= Tamulotoxin =

Neurotoxin from the Indian Red Scorpion

Tamulotoxin (or Tamulus toxin, Tamulustoxin, in short form: TmTx) is a venomous neurotoxin from the Indian Red Scorpion (Hottentotta tamulus, Mesobuthus tamulus or Buthus tamulus).

== Chemistry ==

=== Structure ===
The toxin has been classified as a short-chain scorpion toxin. It consists of 36 amino acids and is referred to as TmTx1. A peptide consisting of 35 amino acids has also been identified, referred to as TmTx2. It possesses three intra-molecular disulphide bonds (S-S), leading to a highly stabilized conformation. It also has six cysteine residues which is a characteristic shared by many short-chain scorpion toxins.

=== Family ===
TmTx belongs to the short scorpion toxin superfamily and the potassium channel inhibitor family. Adhering to the nomenclature of Tytgat et al., potassium toxins can be divided into four subgroups: alpha, beta, gamma and kappa. It belongs to the group of alpha potassium toxins (α-KTx: alpha toxin affecting potassium channels). This group contains short-chain peptides of 23-42 acids with three or four disulphide bridges. The primary targets consist of voltage-gated Shaker-related potassium channels, ether-a-go-go related gene (HERG) potassium channels in the heart and calcium activated potassium channels. Within this family, TmTx belongs to the α-KTx 16 subfamily.

=== Homology ===
TmTx shows no homology with other species of scorpion toxins in BLAST of the TmTx sequence, apart from the position of its six cysteine residues. It is nevertheless categorized with other potassium channel scorpion toxins, because it shares the position of its six cysteine residues with other toxins. In phylogeny, TmTx does have similarities with other scorpion neurotoxins.

== Target and mode of action ==
A comparative model has been suggested for the 3D protein structure of TmTx by using information from homologous proteins with known structures.

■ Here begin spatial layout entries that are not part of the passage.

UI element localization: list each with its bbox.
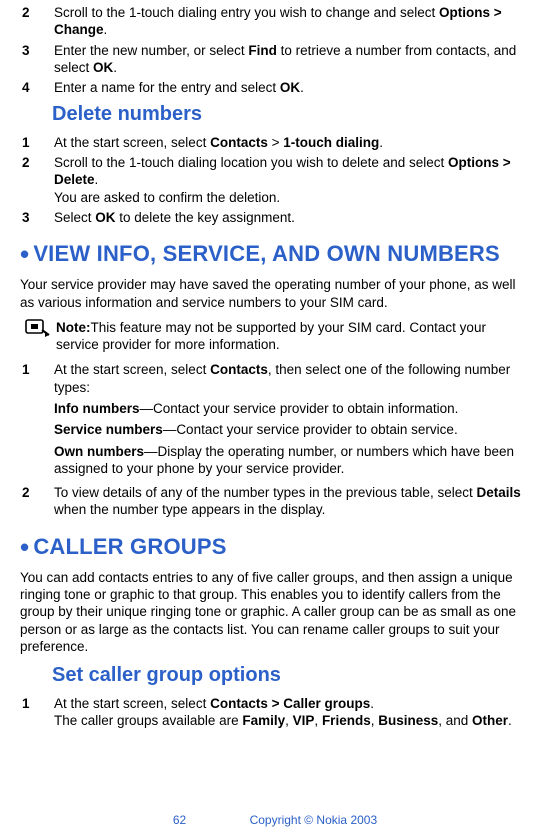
bold-text: Find [248, 43, 277, 58]
step-number: 2 [20, 154, 54, 206]
view-info-heading: •VIEW INFO, SERVICE, AND OWN NUMBERS [20, 240, 530, 268]
step-body: Enter a name for the entry and select OK… [54, 79, 530, 96]
note-icon [20, 319, 56, 354]
step: 2Scroll to the 1-touch dialing entry you… [20, 4, 530, 39]
note-block: Note:This feature may not be supported b… [20, 319, 530, 354]
step-number: 2 [20, 4, 54, 39]
step-number: 3 [20, 42, 54, 77]
bold-text: Options > Delete [54, 155, 511, 187]
delete-numbers-heading: Delete numbers [52, 102, 530, 128]
step-number: 1 [20, 695, 54, 730]
step-body: At the start screen, select Contacts > 1… [54, 134, 530, 151]
bold-text: Contacts > Caller groups [210, 696, 370, 711]
step-body: Scroll to the 1-touch dialing entry you … [54, 4, 530, 39]
pre-steps: 2Scroll to the 1-touch dialing entry you… [20, 4, 530, 96]
bullet-icon: • [20, 239, 29, 269]
copyright: Copyright © Nokia 2003 [250, 813, 378, 827]
step-tail: You are asked to confirm the deletion. [54, 189, 530, 206]
step: 2To view details of any of the number ty… [20, 484, 530, 519]
bold-text: Info numbers [54, 401, 140, 416]
bold-text: 1-touch dialing [283, 135, 379, 150]
step: 4Enter a name for the entry and select O… [20, 79, 530, 96]
step-body: To view details of any of the number typ… [54, 484, 530, 519]
bold-text: Options > Change [54, 5, 502, 37]
bold-text: Service numbers [54, 422, 163, 437]
step: 3Select OK to delete the key assignment. [20, 209, 530, 226]
step-body: Scroll to the 1-touch dialing location y… [54, 154, 530, 206]
note-body: Note:This feature may not be supported b… [56, 319, 530, 354]
bold-text: Contacts [210, 362, 268, 377]
step-subitem: Info numbers—Contact your service provid… [54, 400, 530, 417]
caller-groups-heading-text: CALLER GROUPS [33, 534, 226, 559]
bold-text: Friends [322, 713, 371, 728]
view-intro-paragraph: Your service provider may have saved the… [20, 276, 530, 311]
step-body: Select OK to delete the key assignment. [54, 209, 530, 226]
step-body: At the start screen, select Contacts, th… [54, 361, 530, 481]
step-body: Enter the new number, or select Find to … [54, 42, 530, 77]
step-number: 3 [20, 209, 54, 226]
step-number: 1 [20, 361, 54, 481]
caller-groups-intro: You can add contacts entries to any of f… [20, 569, 530, 655]
bold-text: OK [93, 60, 113, 75]
step: 1At the start screen, select Contacts > … [20, 695, 530, 730]
bold-text: VIP [293, 713, 315, 728]
bold-text: Business [378, 713, 438, 728]
bold-text: OK [280, 80, 300, 95]
step: 1At the start screen, select Contacts > … [20, 134, 530, 151]
step-number: 4 [20, 79, 54, 96]
step: 1At the start screen, select Contacts, t… [20, 361, 530, 481]
bullet-icon: • [20, 532, 29, 562]
bold-text: Family [242, 713, 285, 728]
note-label: Note: [56, 320, 91, 335]
view-info-heading-text: VIEW INFO, SERVICE, AND OWN NUMBERS [33, 241, 500, 266]
step-body: At the start screen, select Contacts > C… [54, 695, 530, 730]
page-number: 62 [173, 813, 186, 827]
step-number: 2 [20, 484, 54, 519]
delete-steps: 1At the start screen, select Contacts > … [20, 134, 530, 226]
set-steps: 1At the start screen, select Contacts > … [20, 695, 530, 730]
footer: 62 Copyright © Nokia 2003 [0, 813, 550, 828]
bold-text: Own numbers [54, 444, 144, 459]
bold-text: OK [95, 210, 115, 225]
step-tail: The caller groups available are Family, … [54, 712, 530, 729]
step-subitem: Own numbers—Display the operating number… [54, 443, 530, 478]
caller-groups-heading: •CALLER GROUPS [20, 533, 530, 561]
bold-text: Other [472, 713, 508, 728]
bold-text: Details [476, 485, 520, 500]
view-steps: 1At the start screen, select Contacts, t… [20, 361, 530, 518]
step-number: 1 [20, 134, 54, 151]
step-subitem: Service numbers—Contact your service pro… [54, 421, 530, 438]
set-caller-group-heading: Set caller group options [52, 663, 530, 689]
bold-text: Contacts [210, 135, 268, 150]
step: 3Enter the new number, or select Find to… [20, 42, 530, 77]
note-text: This feature may not be supported by you… [56, 320, 486, 352]
step: 2Scroll to the 1-touch dialing location … [20, 154, 530, 206]
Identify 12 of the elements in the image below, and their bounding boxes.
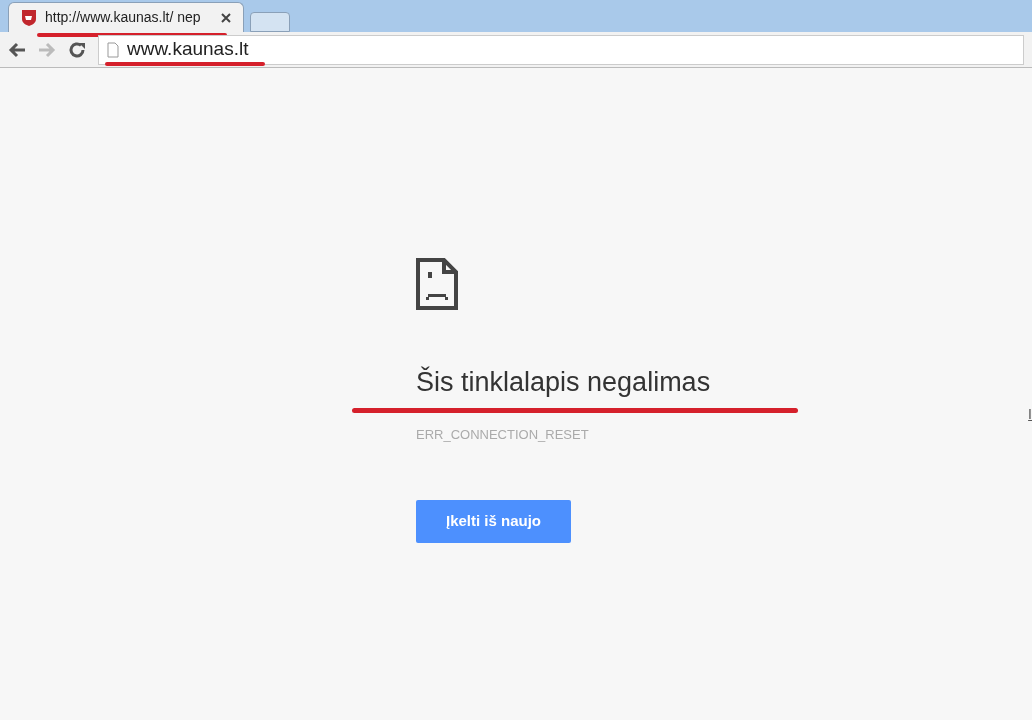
address-text: www.kaunas.lt	[127, 37, 249, 62]
sad-page-icon	[416, 258, 458, 310]
page-icon	[107, 41, 119, 58]
address-bar[interactable]: www.kaunas.lt	[98, 34, 1024, 65]
close-icon[interactable]	[221, 12, 231, 23]
tab-title: http://www.kaunas.lt/ nep	[45, 8, 201, 27]
reload-icon[interactable]	[68, 40, 86, 59]
error-heading: Šis tinklalapis negalimas	[416, 365, 711, 399]
error-code: ERR_CONNECTION_RESET	[416, 425, 589, 444]
back-arrow-icon[interactable]	[8, 41, 26, 58]
shield-icon	[21, 8, 37, 27]
details-link[interactable]: I	[1028, 404, 1032, 720]
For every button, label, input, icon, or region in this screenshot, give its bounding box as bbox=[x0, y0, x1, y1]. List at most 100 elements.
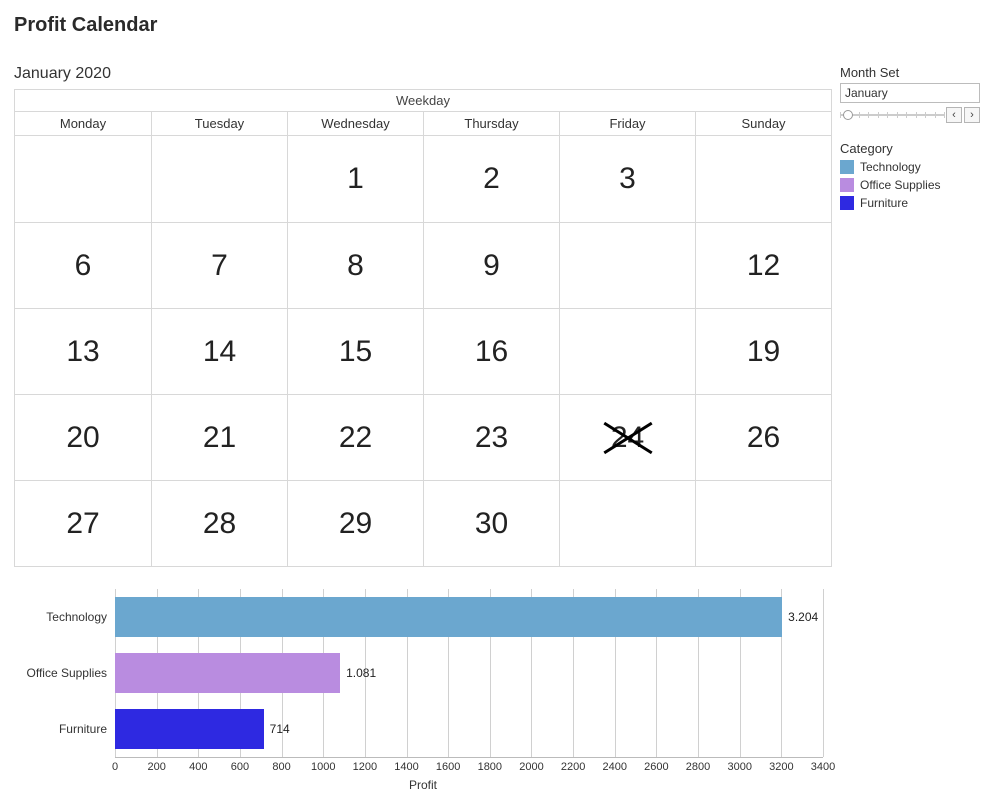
calendar-cell[interactable]: 28 bbox=[151, 480, 287, 566]
chart-value-label: 3.204 bbox=[788, 610, 818, 624]
month-select-value: January bbox=[845, 86, 888, 100]
legend-swatch-icon bbox=[840, 178, 854, 192]
month-subtitle: January 2020 bbox=[14, 65, 832, 83]
calendar-cell[interactable]: 22 bbox=[287, 394, 423, 480]
calendar-cell[interactable]: 23 bbox=[423, 394, 559, 480]
calendar-cell[interactable]: 2 bbox=[423, 136, 559, 222]
legend-label: Furniture bbox=[860, 196, 908, 210]
calendar-cell[interactable]: 6 bbox=[15, 222, 151, 308]
day-number: 2 bbox=[483, 162, 500, 196]
calendar-header: Weekday bbox=[15, 90, 831, 112]
calendar-cell[interactable] bbox=[151, 136, 287, 222]
axis-tick: 3000 bbox=[727, 761, 751, 773]
day-number: 27 bbox=[66, 507, 99, 541]
day-number: 20 bbox=[66, 421, 99, 455]
day-number: 6 bbox=[75, 249, 92, 283]
axis-tick: 800 bbox=[272, 761, 290, 773]
day-number: 7 bbox=[211, 249, 228, 283]
legend-swatch-icon bbox=[840, 160, 854, 174]
calendar-cell[interactable]: 9 bbox=[423, 222, 559, 308]
calendar-cell[interactable]: 8 bbox=[287, 222, 423, 308]
calendar-cell[interactable]: 3 bbox=[559, 136, 695, 222]
weekday-header: Wednesday bbox=[287, 112, 423, 136]
axis-tick: 1400 bbox=[394, 761, 418, 773]
calendar-cell[interactable]: 26 bbox=[695, 394, 831, 480]
chart-bar[interactable]: 714 bbox=[115, 709, 264, 749]
day-number: 14 bbox=[203, 335, 236, 369]
legend-label: Office Supplies bbox=[860, 178, 941, 192]
chart-x-axis-label: Profit bbox=[14, 778, 832, 792]
axis-tick: 1000 bbox=[311, 761, 335, 773]
calendar-cell[interactable]: 13 bbox=[15, 308, 151, 394]
chart-bar[interactable]: 3.204 bbox=[115, 597, 782, 637]
axis-tick: 1800 bbox=[478, 761, 502, 773]
day-number: 8 bbox=[347, 249, 364, 283]
axis-tick: 3400 bbox=[811, 761, 835, 773]
weekday-header: Friday bbox=[559, 112, 695, 136]
slider-thumb-icon[interactable] bbox=[843, 110, 853, 120]
day-number: 26 bbox=[747, 421, 780, 455]
month-select[interactable]: January bbox=[840, 83, 980, 103]
chart-value-label: 1.081 bbox=[346, 666, 376, 680]
chart-category-label: Office Supplies bbox=[19, 666, 115, 680]
day-number: 16 bbox=[475, 335, 508, 369]
calendar-cell[interactable]: 21 bbox=[151, 394, 287, 480]
day-number: 1 bbox=[347, 162, 364, 196]
prev-month-button[interactable]: ‹ bbox=[946, 107, 962, 123]
day-number: 29 bbox=[339, 507, 372, 541]
day-number: 15 bbox=[339, 335, 372, 369]
calendar-cell[interactable]: 24 bbox=[559, 394, 695, 480]
day-number: 23 bbox=[475, 421, 508, 455]
legend-item[interactable]: Technology bbox=[840, 158, 980, 176]
axis-tick: 600 bbox=[231, 761, 249, 773]
weekday-header: Tuesday bbox=[151, 112, 287, 136]
legend-label: Technology bbox=[860, 160, 921, 174]
day-number: 12 bbox=[747, 249, 780, 283]
calendar-cell[interactable]: 20 bbox=[15, 394, 151, 480]
chart-row: Technology3.204 bbox=[19, 589, 832, 645]
next-month-button[interactable]: › bbox=[964, 107, 980, 123]
axis-tick: 0 bbox=[112, 761, 118, 773]
calendar-cell[interactable] bbox=[559, 480, 695, 566]
calendar-cell[interactable]: 12 bbox=[695, 222, 831, 308]
calendar-cell[interactable]: 30 bbox=[423, 480, 559, 566]
chart-row: Office Supplies1.081 bbox=[19, 645, 832, 701]
calendar-cell[interactable] bbox=[695, 136, 831, 222]
chevron-right-icon: › bbox=[970, 109, 974, 121]
axis-tick: 2400 bbox=[603, 761, 627, 773]
axis-tick: 200 bbox=[147, 761, 165, 773]
calendar-cell[interactable]: 7 bbox=[151, 222, 287, 308]
day-number: 13 bbox=[66, 335, 99, 369]
axis-tick: 2600 bbox=[644, 761, 668, 773]
calendar-cell[interactable] bbox=[15, 136, 151, 222]
month-filter-title: Month Set bbox=[840, 65, 980, 80]
axis-tick: 2000 bbox=[519, 761, 543, 773]
chart-bar[interactable]: 1.081 bbox=[115, 653, 340, 693]
day-number: 28 bbox=[203, 507, 236, 541]
calendar-cell[interactable]: 27 bbox=[15, 480, 151, 566]
page-title: Profit Calendar bbox=[14, 14, 980, 37]
calendar-cell[interactable] bbox=[559, 222, 695, 308]
calendar-cell[interactable]: 15 bbox=[287, 308, 423, 394]
calendar: Weekday MondayTuesdayWednesdayThursdayFr… bbox=[14, 89, 832, 567]
calendar-cell[interactable] bbox=[559, 308, 695, 394]
chart-category-label: Technology bbox=[19, 610, 115, 624]
legend-swatch-icon bbox=[840, 196, 854, 210]
legend-item[interactable]: Furniture bbox=[840, 194, 980, 212]
calendar-cell[interactable]: 14 bbox=[151, 308, 287, 394]
profit-bar-chart: Technology3.204Office Supplies1.081Furni… bbox=[14, 589, 832, 792]
axis-tick: 1200 bbox=[353, 761, 377, 773]
month-slider[interactable] bbox=[840, 108, 944, 122]
calendar-cell[interactable]: 16 bbox=[423, 308, 559, 394]
weekday-header: Monday bbox=[15, 112, 151, 136]
day-number: 22 bbox=[339, 421, 372, 455]
axis-tick: 3200 bbox=[769, 761, 793, 773]
calendar-cell[interactable]: 19 bbox=[695, 308, 831, 394]
calendar-cell[interactable]: 1 bbox=[287, 136, 423, 222]
legend-item[interactable]: Office Supplies bbox=[840, 176, 980, 194]
chart-row: Furniture714 bbox=[19, 701, 832, 757]
calendar-cell[interactable] bbox=[695, 480, 831, 566]
axis-tick: 1600 bbox=[436, 761, 460, 773]
chart-value-label: 714 bbox=[270, 722, 290, 736]
calendar-cell[interactable]: 29 bbox=[287, 480, 423, 566]
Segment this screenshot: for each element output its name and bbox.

Based on this model, it is highly likely that TmTx blocks calcium activated potassium channels by binding to the S5-S6 segment and thus blocking its pore. The active site of TmTx in this model consists of 5 amino acids, which is essential for the activity of TmTx. These amino acids would be responsible for inhibiting transport of ions. On the other hand, TmTx does not seem to inhibit [^{125}I] apamin binding to synaptic membranes in the rat brain or ionomycin-induced 86Rb^{+} fluxes in C6 cells in vitro. This suggests that TmTx does not have an effect on SK channels or charybdotoxin-sensitive IK channels (calcium-activated potassium channel), respectively.
Another suggested target is the Kv1.6 channel, a voltage-gated potassium channel. There are two suggestions for the mode of action. Either it works via blocking the open channel, or there could be a modulation of slow inactivation of this channel. Upon wash, a complete reversal of the block occurred, suggesting that the binding of the toxin to the channel is not very strong.

== Toxicity ==
Injection of the venom of H. tamulus in rats induces hyperventilatory and hypertensive responses and in humans. The toxicity of the venom varies with age and species.

== Treatment ==
Based on the structure, biological compounds can be identified which could have a maximum binding affinity to the active site of TmTx toxin protein and thereby preventing the toxin to bind to the ionic pore of the channel. Therefore, these compounds could in future be used as an antidote for TmTx. Three bioactive compounds have been identified from the plants Andrographis paniculata and Ocimum basilicum. Based on computer models, separate ligands have also been identified, which could block TmTx.